We decided to stay an extra night - originally we were going to spend a couple of nights in the village of Maipu (yep, you heard) where we'd already done the wine tour - so as we'd seen round there, it made sense to stay in Mendoza. Friday and Saturday were spent sorting logistics for travel and accommodation for the next chapter in Salta and beyond, and we also managed to make it up the Cerro de la Gloria, which is a hill in Mendoza which has great views of the surrounding area but not Mendoza itself as there are trees in the way, rubbish. We booked our nightbus tickets to Salta for Sunday night, a mammoth 18 hours, now, we figured if we could do this we could do anything. But, that was merely a fart in a hurricane compared to the 36 hour trip a couple of friends from the hostel had ahead of them to Iguazu, madness.





We had until Sunday night to take the bus so we hung out with Thomas, Francisca and Myleen most of the day, heading to the park to roam around, then head back into town for lunch.
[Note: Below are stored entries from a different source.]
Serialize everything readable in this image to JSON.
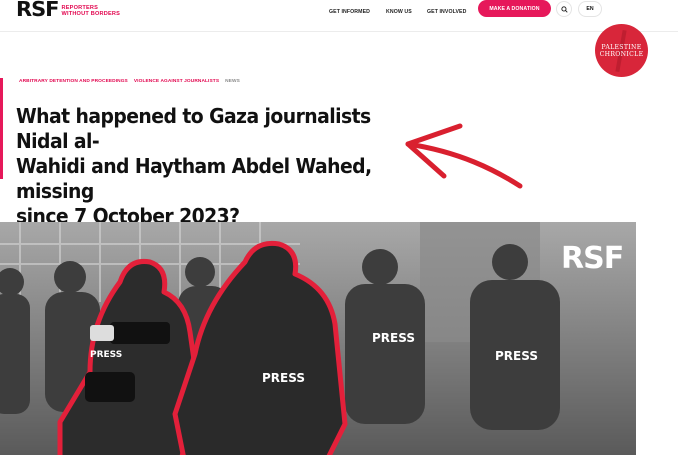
{
  "header": {
    "logo_mark": "RSF",
    "logo_line1": "REPORTERS",
    "logo_line2": "WITHOUT BORDERS",
    "nav": [
      "GET INFORMED",
      "KNOW US",
      "GET INVOLVED"
    ],
    "donate_label": "MAKE A DONATION",
    "language": "EN",
    "icons": {
      "search": "search-icon"
    }
  },
  "watermark": {
    "line1": "PALESTINE",
    "line2": "CHRONICLE"
  },
  "article": {
    "tags": [
      "ARBITRARY DETENTION AND PROCEEDINGS",
      "VIOLENCE AGAINST JOURNALISTS",
      "NEWS"
    ],
    "title_line1": "What happened to Gaza journalists Nidal al-",
    "title_line2": "Wahidi and Haytham Abdel Wahed, missing",
    "title_line3": "since 7 October 2023?"
  },
  "hero": {
    "overlay_mark": "RSF",
    "vest_labels": [
      "PRESS",
      "PRESS",
      "PRESS",
      "PRESS"
    ]
  },
  "colors": {
    "accent": "#e6185a",
    "tag": "#e2064f",
    "badge": "#d8263a",
    "arrow": "#d9202f"
  }
}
We'd really enjoyed hanging out with them and the kids had had a blast and it was sad to say goodbye to them, as with everyone else at the hostel, especially Lorena who worked there as she had given us tips on where to go and where to stay, not just in Salta but for the places we were going afterwards. Hostelling with a 2 year old, not easy on paper you'd think, but with people and places like at Hostel Alamo, it pretty much is.